« À la Mission locale [de Wattrelos-Leers], on travaille sur les savoirs-faire et le savoir être !" »
(Myriam Zenini, sur lavoixdunord.fr, le 3 juillet 2017)
Ce que j'en pense
Sans doute notre journaliste serait-elle bien inspirée d'y travailler aussi son orthographe. Car enfin, je ne sache pas que les composés de savoir puissent s'écrire autrement, de nos jours, qu'avec un trait d'union, qu'il s'agisse de savoir-faire (« habileté à résoudre les problèmes pratiques ; compétence dans l'exercice d'une activité », attesté dès la seconde moitié du XVIIe siècle), de savoir-être (néologisme formé au milieu des années 1960 sur le même modèle pour désigner des caractéristiques de personnalité), de savoir-vivre (« qualité d'une personne qui connaît et sait appliquer les règles de la politesse, les usages de la vie en société ») ou de quelques autres fantaisies verbales créées pour l'occasion (savoir-aimer, savoir-bâtir, savoir-décliner, savoir-dire, savoir-écrire, savoir-lire, savoir-manger, savoir-mourir, savoir-peindre, savoir-rire, faire-savoir, d'après ce que croit savoir le TLFi).

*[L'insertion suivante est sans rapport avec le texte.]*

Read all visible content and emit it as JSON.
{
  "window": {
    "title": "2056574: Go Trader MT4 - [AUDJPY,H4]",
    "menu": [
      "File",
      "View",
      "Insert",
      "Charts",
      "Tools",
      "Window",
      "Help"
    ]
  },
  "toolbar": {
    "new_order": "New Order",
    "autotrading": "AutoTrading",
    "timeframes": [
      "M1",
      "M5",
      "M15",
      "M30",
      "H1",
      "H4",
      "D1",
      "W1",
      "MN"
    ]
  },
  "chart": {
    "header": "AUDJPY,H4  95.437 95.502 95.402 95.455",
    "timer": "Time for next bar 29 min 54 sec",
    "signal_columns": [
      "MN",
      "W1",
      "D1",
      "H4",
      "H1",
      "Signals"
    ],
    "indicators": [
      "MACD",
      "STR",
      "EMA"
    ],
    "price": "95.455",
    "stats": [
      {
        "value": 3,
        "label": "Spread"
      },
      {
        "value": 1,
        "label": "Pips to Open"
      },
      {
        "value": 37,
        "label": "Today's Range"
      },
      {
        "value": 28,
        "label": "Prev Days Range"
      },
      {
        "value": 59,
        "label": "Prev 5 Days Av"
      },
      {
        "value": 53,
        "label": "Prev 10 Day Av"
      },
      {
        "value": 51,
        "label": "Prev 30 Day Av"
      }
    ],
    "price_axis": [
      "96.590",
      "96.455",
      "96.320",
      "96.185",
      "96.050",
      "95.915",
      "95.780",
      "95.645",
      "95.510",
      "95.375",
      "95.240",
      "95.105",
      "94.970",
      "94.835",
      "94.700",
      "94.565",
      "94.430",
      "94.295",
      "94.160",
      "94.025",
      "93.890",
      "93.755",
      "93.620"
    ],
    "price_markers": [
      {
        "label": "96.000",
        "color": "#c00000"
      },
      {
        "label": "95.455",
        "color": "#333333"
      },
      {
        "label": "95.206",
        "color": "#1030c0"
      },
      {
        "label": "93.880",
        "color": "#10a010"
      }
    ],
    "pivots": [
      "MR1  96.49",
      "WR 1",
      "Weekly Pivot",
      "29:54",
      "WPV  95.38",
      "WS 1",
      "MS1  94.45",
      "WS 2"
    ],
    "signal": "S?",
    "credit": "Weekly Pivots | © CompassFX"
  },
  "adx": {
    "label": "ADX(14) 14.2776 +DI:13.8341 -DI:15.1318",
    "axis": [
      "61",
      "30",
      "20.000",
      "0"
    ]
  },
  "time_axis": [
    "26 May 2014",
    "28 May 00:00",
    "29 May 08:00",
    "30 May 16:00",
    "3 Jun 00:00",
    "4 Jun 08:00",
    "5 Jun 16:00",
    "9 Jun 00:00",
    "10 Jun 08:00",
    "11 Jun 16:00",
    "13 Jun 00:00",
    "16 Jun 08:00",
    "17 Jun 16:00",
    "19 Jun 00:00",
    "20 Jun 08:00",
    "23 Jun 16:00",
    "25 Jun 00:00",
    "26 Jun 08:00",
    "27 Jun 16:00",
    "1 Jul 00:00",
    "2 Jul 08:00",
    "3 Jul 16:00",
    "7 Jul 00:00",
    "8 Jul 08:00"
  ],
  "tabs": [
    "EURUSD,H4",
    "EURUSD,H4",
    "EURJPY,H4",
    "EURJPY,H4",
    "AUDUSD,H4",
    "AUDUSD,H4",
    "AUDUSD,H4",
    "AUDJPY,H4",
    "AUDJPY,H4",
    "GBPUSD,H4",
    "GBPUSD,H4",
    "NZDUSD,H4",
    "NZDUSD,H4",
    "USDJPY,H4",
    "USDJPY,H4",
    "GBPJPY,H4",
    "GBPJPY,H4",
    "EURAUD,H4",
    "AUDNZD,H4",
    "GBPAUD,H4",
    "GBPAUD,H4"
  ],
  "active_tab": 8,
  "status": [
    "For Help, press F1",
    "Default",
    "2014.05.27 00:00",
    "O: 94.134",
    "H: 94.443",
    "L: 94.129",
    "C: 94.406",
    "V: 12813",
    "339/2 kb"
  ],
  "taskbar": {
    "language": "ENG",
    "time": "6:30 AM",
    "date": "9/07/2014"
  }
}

Surtout, on s'avisera que lesdits noms masculins, formés à partir d'infinitifs non substantivés, restent invariables, à l'instar de ces exemples trouvés sous des plumes qui savent y faire : « Il résulta de ces petits savoir-faire cette apparence de succès qui trompe la jeunesse » (Balzac), « Les beaux-arts et la poésie [sont] des savoir-faire dédaliens, où n'atteint pas le grand nombre » (Sainte-Beuve), « Il me suffit d'apprendre patiemment la difficile science de vivre qui vaut bien tous leurs savoir-vivre » (Camus). À dire vrai, l'emploi de ces mots au pluriel est plutôt rare dans la langue ordinaire (*) : Il a du savoir-faire. Il devrait acquérir un peu de savoir-vivre. Mais il se répand dans le jargon des ressources humaines et de la pédagogie : développer des savoir-faire spécifiques, « On liste d'abord les savoir-faire pour en déduire les savoirs requis ainsi que les savoir-être adéquats » (Sabine Wojtas, Les Ressources humaines pour les nuls).

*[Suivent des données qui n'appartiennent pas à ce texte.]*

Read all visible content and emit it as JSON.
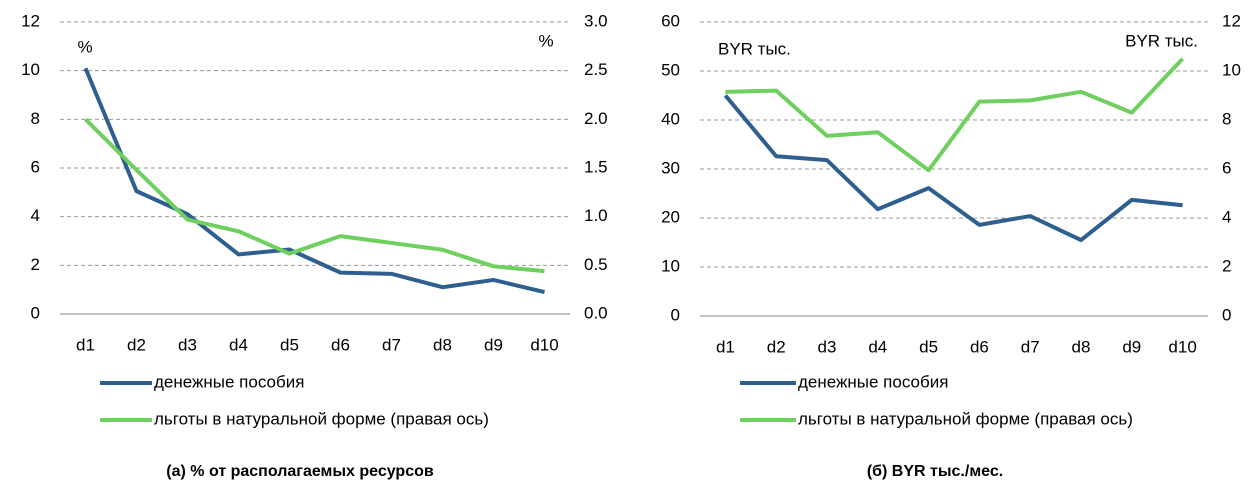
{
  "chart_data": [
    {
      "type": "line",
      "title": "(а) % от располагаемых ресурсов",
      "annotations": [
        "%",
        "%"
      ],
      "categories": [
        "d1",
        "d2",
        "d3",
        "d4",
        "d5",
        "d6",
        "d7",
        "d8",
        "d9",
        "d10"
      ],
      "series": [
        {
          "name": "денежные пособия",
          "color": "#2e5f8f",
          "values": [
            10.1,
            5.05,
            4.1,
            2.45,
            2.65,
            1.7,
            1.65,
            1.1,
            1.4,
            0.9
          ]
        },
        {
          "name": "льготы в натуральной форме (правая ось)",
          "color": "#6fcf5f",
          "axis": "y2",
          "values": [
            2.0,
            1.48,
            0.97,
            0.85,
            0.62,
            0.8,
            0.73,
            0.66,
            0.49,
            0.44
          ]
        }
      ],
      "ylim": [
        0,
        12
      ],
      "yticks": [
        0,
        2,
        4,
        6,
        8,
        10,
        12
      ],
      "y2lim": [
        0,
        3
      ],
      "y2ticks": [
        {
          "value": 0,
          "label": "0.0"
        },
        0.5,
        {
          "value": 1,
          "label": "1.0"
        },
        1.5,
        {
          "value": 2,
          "label": "2.0"
        },
        2.5,
        {
          "value": 3,
          "label": "3.0"
        }
      ],
      "grid": true,
      "legend": "bottom"
    },
    {
      "type": "line",
      "title": "(б) BYR тыс./мес.",
      "annotations": [
        "BYR тыс.",
        "BYR тыс."
      ],
      "categories": [
        "d1",
        "d2",
        "d3",
        "d4",
        "d5",
        "d6",
        "d7",
        "d8",
        "d9",
        "d10"
      ],
      "series": [
        {
          "name": "денежные пособия",
          "color": "#2e5f8f",
          "values": [
            45,
            32.6,
            31.8,
            21.8,
            26.1,
            18.6,
            20.4,
            15.5,
            23.7,
            22.6
          ]
        },
        {
          "name": "льготы в натуральной форме (правая ось)",
          "color": "#6fcf5f",
          "axis": "y2",
          "values": [
            9.15,
            9.2,
            7.35,
            7.5,
            5.95,
            8.75,
            8.8,
            9.15,
            8.3,
            10.5
          ]
        }
      ],
      "ylim": [
        0,
        60
      ],
      "yticks": [
        0,
        10,
        20,
        30,
        40,
        50,
        60
      ],
      "y2lim": [
        0,
        12
      ],
      "y2ticks": [
        0,
        2,
        4,
        6,
        8,
        10,
        12
      ],
      "grid": true,
      "legend": "bottom"
    }
  ]
}
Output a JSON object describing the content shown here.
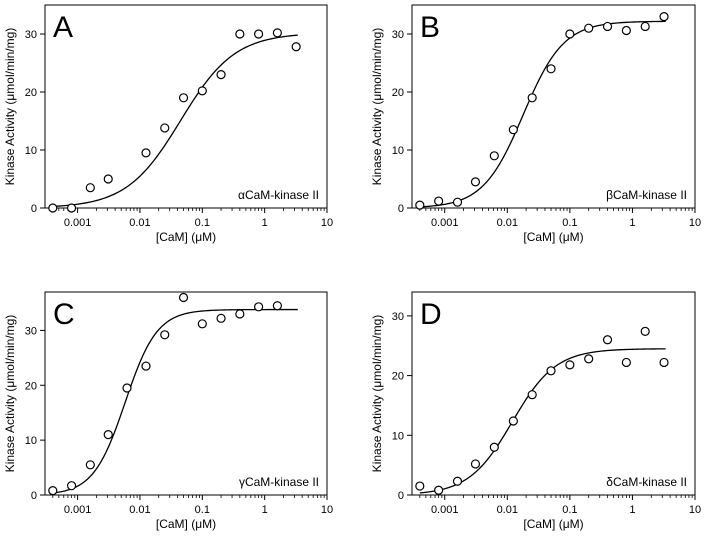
{
  "chart_data": [
    {
      "type": "scatter",
      "panel_label": "A",
      "annotation": "αCaM-kinase II",
      "xlabel": "[CaM] (μM)",
      "ylabel": "Kinase Activity (μmol/min/mg)",
      "xscale": "log",
      "xlim": [
        0.0003,
        10
      ],
      "ylim": [
        0,
        35
      ],
      "xticks": [
        0.001,
        0.01,
        0.1,
        1,
        10
      ],
      "xtick_labels": [
        "0.001",
        "0.01",
        "0.1",
        "1",
        "10"
      ],
      "yticks": [
        0,
        10,
        20,
        30
      ],
      "ytick_labels": [
        "0",
        "10",
        "20",
        "30"
      ],
      "points": {
        "x": [
          0.0004,
          0.0008,
          0.0016,
          0.0031,
          0.0125,
          0.025,
          0.05,
          0.1,
          0.2,
          0.4,
          0.8,
          1.6,
          3.2
        ],
        "y": [
          0,
          0,
          3.5,
          5,
          9.5,
          13.8,
          19,
          20.2,
          23,
          30,
          30,
          30.2,
          27.8
        ]
      },
      "fit": {
        "vmax": 30.2,
        "k": 0.045,
        "n": 1.0
      }
    },
    {
      "type": "scatter",
      "panel_label": "B",
      "annotation": "βCaM-kinase II",
      "xlabel": "[CaM] (μM)",
      "ylabel": "Kinase Activity (μmol/min/mg)",
      "xscale": "log",
      "xlim": [
        0.0003,
        10
      ],
      "ylim": [
        0,
        35
      ],
      "xticks": [
        0.001,
        0.01,
        0.1,
        1,
        10
      ],
      "xtick_labels": [
        "0.001",
        "0.01",
        "0.1",
        "1",
        "10"
      ],
      "yticks": [
        0,
        10,
        20,
        30
      ],
      "ytick_labels": [
        "0",
        "10",
        "20",
        "30"
      ],
      "points": {
        "x": [
          0.0004,
          0.0008,
          0.0016,
          0.0031,
          0.0062,
          0.0125,
          0.025,
          0.05,
          0.1,
          0.2,
          0.4,
          0.8,
          1.6,
          3.2
        ],
        "y": [
          0.5,
          1.2,
          1,
          4.5,
          9,
          13.5,
          19,
          24,
          30,
          31,
          31.3,
          30.6,
          31.3,
          33
        ]
      },
      "fit": {
        "vmax": 32.2,
        "k": 0.018,
        "n": 1.35
      }
    },
    {
      "type": "scatter",
      "panel_label": "C",
      "annotation": "γCaM-kinase II",
      "xlabel": "[CaM] (μM)",
      "ylabel": "Kinase Activity (μmol/min/mg)",
      "xscale": "log",
      "xlim": [
        0.0003,
        10
      ],
      "ylim": [
        0,
        37
      ],
      "xticks": [
        0.001,
        0.01,
        0.1,
        1,
        10
      ],
      "xtick_labels": [
        "0.001",
        "0.01",
        "0.1",
        "1",
        "10"
      ],
      "yticks": [
        0,
        10,
        20,
        30
      ],
      "ytick_labels": [
        "0",
        "10",
        "20",
        "30"
      ],
      "points": {
        "x": [
          0.0004,
          0.0008,
          0.0016,
          0.0031,
          0.0062,
          0.0125,
          0.025,
          0.05,
          0.1,
          0.2,
          0.4,
          0.8,
          1.6
        ],
        "y": [
          0.8,
          1.7,
          5.5,
          11,
          19.5,
          23.5,
          29.2,
          36,
          31.2,
          32.2,
          33,
          34.3,
          34.5
        ]
      },
      "fit": {
        "vmax": 33.8,
        "k": 0.0058,
        "n": 1.7
      }
    },
    {
      "type": "scatter",
      "panel_label": "D",
      "annotation": "δCaM-kinase II",
      "xlabel": "[CaM] (μM)",
      "ylabel": "Kinase Activity (μmol/min/mg)",
      "xscale": "log",
      "xlim": [
        0.0003,
        10
      ],
      "ylim": [
        0,
        34
      ],
      "xticks": [
        0.001,
        0.01,
        0.1,
        1,
        10
      ],
      "xtick_labels": [
        "0.001",
        "0.01",
        "0.1",
        "1",
        "10"
      ],
      "yticks": [
        0,
        10,
        20,
        30
      ],
      "ytick_labels": [
        "0",
        "10",
        "20",
        "30"
      ],
      "points": {
        "x": [
          0.0004,
          0.0008,
          0.0016,
          0.0031,
          0.0062,
          0.0125,
          0.025,
          0.05,
          0.1,
          0.2,
          0.4,
          0.8,
          1.6,
          3.2
        ],
        "y": [
          1.5,
          0.8,
          2.3,
          5.2,
          8,
          12.4,
          16.8,
          20.8,
          21.8,
          22.8,
          26,
          22.2,
          27.4,
          22.2
        ]
      },
      "fit": {
        "vmax": 24.5,
        "k": 0.012,
        "n": 1.25
      }
    }
  ]
}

Qui sait, à ce rythme-là, je ne serais pas outre mesure surpris de voir fleurir sur la Toile des savoirs(-)faires et des savoirs(-)êtres de curieuse facture.
Pourquoi diable ai-je voulu en avoir le cœur net ? Allez savoir...
(*) Girodet (comme Thomas) va jusqu'à écrire que savoir-faire et savoir-vivre sont « inusité[s] au pluriel ».
Remarque : On ne sait trop pourquoi Bouhours condamna en son temps le nouveau-né savoir-faire : « Quoique ce terme exprime assez bien, les personnes qui parlent le mieux ne peuvent s'y accoutumer ; il n'y a pas d'apparence qu'il subsiste, et je ne sais même s'il n'est point déjà passé ; aussi est-il très irrégulier, et même contre le génie de notre langue, qui n'a point de pareils substantifs » (Les Entretiens d'Aristide et d'Eugène, 1671). L'usage ne lui a pas donné raison.
Ce qu'il conviendrait de dire
Le(s) savoir-faire et le savoir-être.